I always feel bad when I hear from people whose childhood is described as somewhat less than merry, especially when I think back to the effort my parents put into creating beautiful holiday memories nearly thirty years in the making. We would always buy our Christmas tree mid-December, marking the official start to the holiday season. My dad would blast John Lennon’s “So this is Christmas” loudly throughout the house and Christmas baking would begin, filling the kitchen with a buttery smell that would have all the kids stuffing ourselves with shortbread every night before bed.
The anticipation leading up to Christmas Eve was a wonderful kind of torture. After stuffing ourselves full of a French-Canadian feast circling around a delicious meat pie, we would hop into bed well before midnight in adherence to the strict schedule set by NORAD who provided regular updates as per the whereabouts of you know who.
When we awoke on Christmas morning (after having already opened our pillow cases and comparing our loot), we would be ushered downstairs to the sound of Christmas music and phone calls coming in from every corner of the world where family and friends waited to catch up on the happenings of another year gone by. When we got a bit older, we would toast with a bit of champagne and orange juice and, after exchanging gifts, make a big breakfast of bacon and eggs, curl onto the couch still wrapped in our PJs, and watch whatever Christmas movie one of us had received as a gift that year. That night, we’d head over to dad’s side of the family (the Brits) and do it all over again.
No matter how old we were, during the holiday season, time just seemed to come to a standstill. Roles within the family would shift as younger members joined the ranks, but that warm fuzzy feeling never left, regardless of the number of years passing us by. Now that I’m older, I can appreciate that these memories were the real gifts my parents gave me every Christmas; a roomful of family (a clan to be exact), a house full of love, and small moments that made Christmas such a magical time of year. It was never about the presents (although they were always well-received) but about the anticipation of a day that couldn’t be ruined, couldn’t be anything less than perfect, and it never was.
Like many moms and dads, I’ve become acutely aware of the responsibilities that come with my newfound role as a parent. I’m not only the baster of turkeys or the buyer of Christmas presents to wrap in multi-coloured bows; I’m a real live memory maker.
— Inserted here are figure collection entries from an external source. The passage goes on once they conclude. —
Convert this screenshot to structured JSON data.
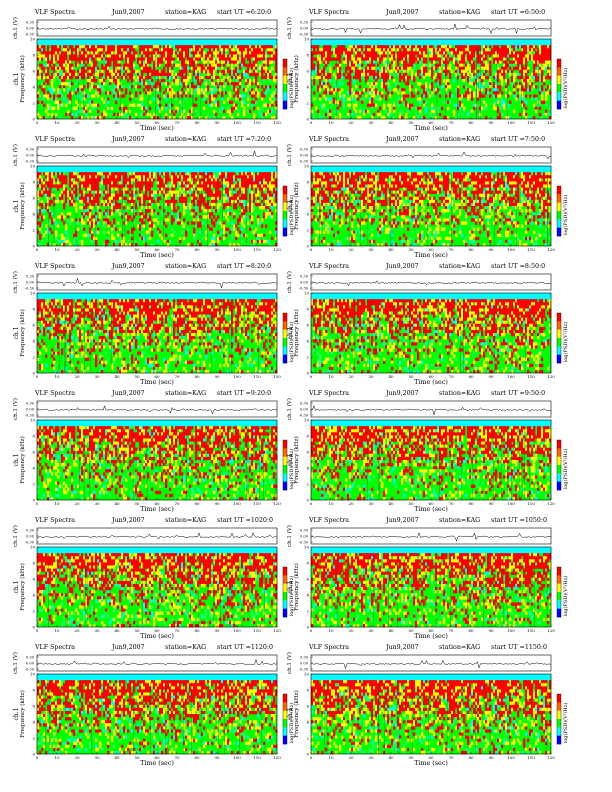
{
  "page": {
    "labels": {
      "series_prefix": "VLF Spectra",
      "station": "station=KAG",
      "start_prefix": "start  UT =",
      "ch_label": "ch.1 (V)",
      "freq_label_a": "ch.1",
      "freq_label_b": "Frequency  (kHz)",
      "x_label": "Time  (sec)",
      "cbar_label": "log(PSD)(V²/Hz)"
    },
    "colors": {
      "c0": "#00ff00",
      "c1": "#22ff66",
      "c2": "#00ffff",
      "c3": "#ffff00",
      "c4": "#ff0000",
      "c5": "#ff6600",
      "c6": "#ffffff",
      "c7": "#0000ff"
    }
  },
  "chart_data": [
    {
      "type": "heatmap",
      "date": "Jun9,2007",
      "start": "6:20:0",
      "xlim": [
        0,
        120
      ],
      "ylim": [
        0,
        10
      ],
      "xticks": [
        0,
        10,
        20,
        30,
        40,
        50,
        60,
        70,
        80,
        90,
        100,
        110,
        120
      ],
      "yticks": [
        0,
        2,
        4,
        6,
        8,
        10
      ],
      "ch_ticks": [
        "0.30",
        "0.00",
        "-0.30"
      ]
    },
    {
      "type": "heatmap",
      "date": "Jun9,2007",
      "start": "6:50:0",
      "xlim": [
        0,
        120
      ],
      "ylim": [
        0,
        10
      ],
      "xticks": [
        0,
        10,
        20,
        30,
        40,
        50,
        60,
        70,
        80,
        90,
        100,
        110,
        120
      ],
      "yticks": [
        0,
        2,
        4,
        6,
        8,
        10
      ],
      "ch_ticks": [
        "0.30",
        "0.00",
        "-0.30"
      ]
    },
    {
      "type": "heatmap",
      "date": "Jun9,2007",
      "start": "7:20:0",
      "xlim": [
        0,
        120
      ],
      "ylim": [
        0,
        10
      ],
      "xticks": [
        0,
        10,
        20,
        30,
        40,
        50,
        60,
        70,
        80,
        90,
        100,
        110,
        120
      ],
      "yticks": [
        0,
        2,
        4,
        6,
        8,
        10
      ],
      "ch_ticks": [
        "0.30",
        "0.00",
        "-0.30"
      ]
    },
    {
      "type": "heatmap",
      "date": "Jun9,2007",
      "start": "7:50:0",
      "xlim": [
        0,
        120
      ],
      "ylim": [
        0,
        10
      ],
      "xticks": [
        0,
        10,
        20,
        30,
        40,
        50,
        60,
        70,
        80,
        90,
        100,
        110,
        120
      ],
      "yticks": [
        0,
        2,
        4,
        6,
        8,
        10
      ],
      "ch_ticks": [
        "0.30",
        "0.00",
        "-0.30"
      ]
    },
    {
      "type": "heatmap",
      "date": "Jun9,2007",
      "start": "8:20:0",
      "xlim": [
        0,
        120
      ],
      "ylim": [
        0,
        10
      ],
      "xticks": [
        0,
        10,
        20,
        30,
        40,
        50,
        60,
        70,
        80,
        90,
        100,
        110,
        120
      ],
      "yticks": [
        0,
        2,
        4,
        6,
        8,
        10
      ],
      "ch_ticks": [
        "0.30",
        "0.00",
        "-0.30"
      ]
    },
    {
      "type": "heatmap",
      "date": "Jun9,2007",
      "start": "8:50:0",
      "xlim": [
        0,
        120
      ],
      "ylim": [
        0,
        10
      ],
      "xticks": [
        0,
        10,
        20,
        30,
        40,
        50,
        60,
        70,
        80,
        90,
        100,
        110,
        120
      ],
      "yticks": [
        0,
        2,
        4,
        6,
        8,
        10
      ],
      "ch_ticks": [
        "0.30",
        "0.00",
        "-0.30"
      ]
    },
    {
      "type": "heatmap",
      "date": "Jun9,2007",
      "start": "9:20:0",
      "xlim": [
        0,
        120
      ],
      "ylim": [
        0,
        10
      ],
      "xticks": [
        0,
        10,
        20,
        30,
        40,
        50,
        60,
        70,
        80,
        90,
        100,
        110,
        120
      ],
      "yticks": [
        0,
        2,
        4,
        6,
        8,
        10
      ],
      "ch_ticks": [
        "0.30",
        "0.00",
        "-0.30"
      ]
    },
    {
      "type": "heatmap",
      "date": "Jun9,2007",
      "start": "9:50:0",
      "xlim": [
        0,
        120
      ],
      "ylim": [
        0,
        10
      ],
      "xticks": [
        0,
        10,
        20,
        30,
        40,
        50,
        60,
        70,
        80,
        90,
        100,
        110,
        120
      ],
      "yticks": [
        0,
        2,
        4,
        6,
        8,
        10
      ],
      "ch_ticks": [
        "0.30",
        "0.00",
        "-0.30"
      ]
    },
    {
      "type": "heatmap",
      "date": "Jun9,2007",
      "start": "1020:0",
      "xlim": [
        0,
        120
      ],
      "ylim": [
        0,
        10
      ],
      "xticks": [
        0,
        10,
        20,
        30,
        40,
        50,
        60,
        70,
        80,
        90,
        100,
        110,
        120
      ],
      "yticks": [
        0,
        2,
        4,
        6,
        8,
        10
      ],
      "ch_ticks": [
        "0.30",
        "0.00",
        "-0.30"
      ]
    },
    {
      "type": "heatmap",
      "date": "Jun9,2007",
      "start": "1050:0",
      "xlim": [
        0,
        120
      ],
      "ylim": [
        0,
        10
      ],
      "xticks": [
        0,
        10,
        20,
        30,
        40,
        50,
        60,
        70,
        80,
        90,
        100,
        110,
        120
      ],
      "yticks": [
        0,
        2,
        4,
        6,
        8,
        10
      ],
      "ch_ticks": [
        "0.30",
        "0.00",
        "-0.30"
      ]
    },
    {
      "type": "heatmap",
      "date": "Jun9,2007",
      "start": "1120:0",
      "xlim": [
        0,
        120
      ],
      "ylim": [
        0,
        10
      ],
      "xticks": [
        0,
        10,
        20,
        30,
        40,
        50,
        60,
        70,
        80,
        90,
        100,
        110,
        120
      ],
      "yticks": [
        0,
        2,
        4,
        6,
        8,
        10
      ],
      "ch_ticks": [
        "0.30",
        "0.00",
        "-0.30"
      ]
    },
    {
      "type": "heatmap",
      "date": "Jun9,2007",
      "start": "1150:0",
      "xlim": [
        0,
        120
      ],
      "ylim": [
        0,
        10
      ],
      "xticks": [
        0,
        10,
        20,
        30,
        40,
        50,
        60,
        70,
        80,
        90,
        100,
        110,
        120
      ],
      "yticks": [
        0,
        2,
        4,
        6,
        8,
        10
      ],
      "ch_ticks": [
        "0.30",
        "0.00",
        "-0.30"
      ]
    }
  ]
}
I have the power to shape a childhood and create the moments that my children will pass onto their children and so on – and so do you. So, as your kids are running through the hallways on a sugar high and you’re cleaning the pile of dishes used to serve up a stellar meal that only took 9 hours to prep and you’ve reached the point where you just want to be done with all the hoopla, remember to slow down. Remember that you’re not just cooking, wrapping, decorating, baking and so on. You’re making a memory that will last a lifetime and giving your kids the best gift of all.